Book Review: The Leavers – Lisa Ko

Book Review: The Leavers – Lisa Ko

Release Date:
24th April 2018
Publisher: Dialogue Books
Pages: 368
Find it on: Goodreads. BookDepository. Waterstones.
Source: The publisher kindly sent me a copy of this book to review.


One morning, Deming Guo’s mother, an undocumented Chinese immigrant named Polly, goes to her job at the nail salon and never comes home. No one can find any trace of her.

With his mother gone, eleven-year-old Deming is left with no one to care for him. He is eventually adopted by two white college professors who move him from the Bronx to a small town upstate. They rename him Daniel Wilkinson in their efforts to make him over into their version of an “all-American boy.” But far away from all he’s ever known, Daniel struggles to reconcile his new life with his mother’s disappearance and the memories of the family and community he left behind.

Set in New York and China, The Leavers is a vivid and moving examination of borders and belonging. It’s the story of how one boy comes into his own when everything he’s loved has been taken away–and how a mother learns to live with the mistakes of her past.


This is a beautiful sad story of a young Chinese boy named Deming who’s mother disappears and his world is turned upside down when he is adopted by two wealthy white college professors. They give him a ‘more American name’ in the form of Daniel Wilkinson. The book follows Deming as he attempts to adjust to this new life as well as understand the mother that abandoned him.

book cover (30)This is a really powerful and moving story and one that I think is really important. It’s easy to see why this quiet tale has won so many awards because they are very well deserved. The writing is beautiful and really explores what it means to belong as well as issues around race and identity. I found myself completely absorbed in this book and it is an absolutely stunning debut novel.
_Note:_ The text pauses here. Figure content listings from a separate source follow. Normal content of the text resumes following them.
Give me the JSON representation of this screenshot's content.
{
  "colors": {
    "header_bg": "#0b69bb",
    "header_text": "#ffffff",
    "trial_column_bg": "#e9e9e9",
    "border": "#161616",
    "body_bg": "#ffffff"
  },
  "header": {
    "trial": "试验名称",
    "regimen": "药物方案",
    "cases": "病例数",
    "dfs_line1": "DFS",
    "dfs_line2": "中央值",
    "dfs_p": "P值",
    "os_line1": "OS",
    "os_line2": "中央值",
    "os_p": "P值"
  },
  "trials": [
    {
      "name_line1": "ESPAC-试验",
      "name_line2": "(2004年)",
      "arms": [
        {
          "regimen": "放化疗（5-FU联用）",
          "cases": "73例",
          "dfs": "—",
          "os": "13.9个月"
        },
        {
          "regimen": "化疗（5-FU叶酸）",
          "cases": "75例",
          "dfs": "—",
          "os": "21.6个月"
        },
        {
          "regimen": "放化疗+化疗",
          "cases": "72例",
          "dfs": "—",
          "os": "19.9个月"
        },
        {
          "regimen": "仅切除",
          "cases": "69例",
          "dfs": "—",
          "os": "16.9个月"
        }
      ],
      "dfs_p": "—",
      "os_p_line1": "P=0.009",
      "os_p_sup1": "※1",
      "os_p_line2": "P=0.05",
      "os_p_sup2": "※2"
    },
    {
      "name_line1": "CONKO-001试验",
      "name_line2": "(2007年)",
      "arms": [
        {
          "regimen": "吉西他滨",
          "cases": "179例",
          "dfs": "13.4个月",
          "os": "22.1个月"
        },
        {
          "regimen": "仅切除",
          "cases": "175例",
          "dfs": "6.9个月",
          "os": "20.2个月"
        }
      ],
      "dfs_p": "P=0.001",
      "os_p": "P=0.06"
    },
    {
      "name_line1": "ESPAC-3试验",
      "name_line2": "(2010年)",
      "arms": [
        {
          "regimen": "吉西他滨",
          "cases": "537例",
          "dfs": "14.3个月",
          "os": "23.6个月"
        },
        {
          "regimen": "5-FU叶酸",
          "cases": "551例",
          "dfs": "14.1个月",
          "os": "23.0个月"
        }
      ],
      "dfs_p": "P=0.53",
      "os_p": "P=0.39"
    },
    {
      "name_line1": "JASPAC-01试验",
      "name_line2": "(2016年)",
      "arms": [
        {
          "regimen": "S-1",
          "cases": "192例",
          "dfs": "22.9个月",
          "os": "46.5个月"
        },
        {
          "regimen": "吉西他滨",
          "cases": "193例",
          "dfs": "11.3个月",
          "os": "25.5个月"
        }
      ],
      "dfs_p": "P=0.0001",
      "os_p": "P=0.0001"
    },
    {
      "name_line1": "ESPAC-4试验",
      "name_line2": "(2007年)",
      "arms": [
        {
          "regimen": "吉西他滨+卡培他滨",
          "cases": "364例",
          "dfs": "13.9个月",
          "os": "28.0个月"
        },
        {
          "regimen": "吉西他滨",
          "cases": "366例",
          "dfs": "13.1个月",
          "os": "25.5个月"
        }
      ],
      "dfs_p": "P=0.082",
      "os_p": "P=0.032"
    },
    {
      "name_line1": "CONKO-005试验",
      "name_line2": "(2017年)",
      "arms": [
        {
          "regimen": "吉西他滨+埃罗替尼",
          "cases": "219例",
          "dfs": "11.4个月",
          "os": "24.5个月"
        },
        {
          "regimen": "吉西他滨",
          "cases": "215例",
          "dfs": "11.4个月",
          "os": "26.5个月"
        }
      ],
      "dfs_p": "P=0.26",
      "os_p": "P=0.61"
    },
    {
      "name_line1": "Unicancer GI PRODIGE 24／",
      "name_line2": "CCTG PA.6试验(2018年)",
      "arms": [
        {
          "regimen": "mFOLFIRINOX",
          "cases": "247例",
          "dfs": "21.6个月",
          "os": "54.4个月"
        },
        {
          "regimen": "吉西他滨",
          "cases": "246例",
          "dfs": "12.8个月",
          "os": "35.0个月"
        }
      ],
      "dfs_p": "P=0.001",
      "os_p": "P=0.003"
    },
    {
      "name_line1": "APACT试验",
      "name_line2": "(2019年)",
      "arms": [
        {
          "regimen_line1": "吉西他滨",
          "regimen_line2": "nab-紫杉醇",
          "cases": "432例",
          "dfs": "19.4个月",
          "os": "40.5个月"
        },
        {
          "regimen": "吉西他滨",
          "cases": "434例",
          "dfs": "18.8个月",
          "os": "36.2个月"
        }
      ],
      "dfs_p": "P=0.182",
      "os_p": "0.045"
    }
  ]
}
This timely book is very character driven, focusing on the relationships between the characters and how you identify yourself based on your family and those around you. It explores different time periods in Deming’s life – his time with his mother before she left, his adjustment to life as the son of Peter and Kay as well as more recently as a struggling student with a gambling problem. It is at times heartbreaking but I definitely think this is a book everyone should take the time to read. If you’re looking for a strong emotional tale, this is definitely the kind of book you’re looking for.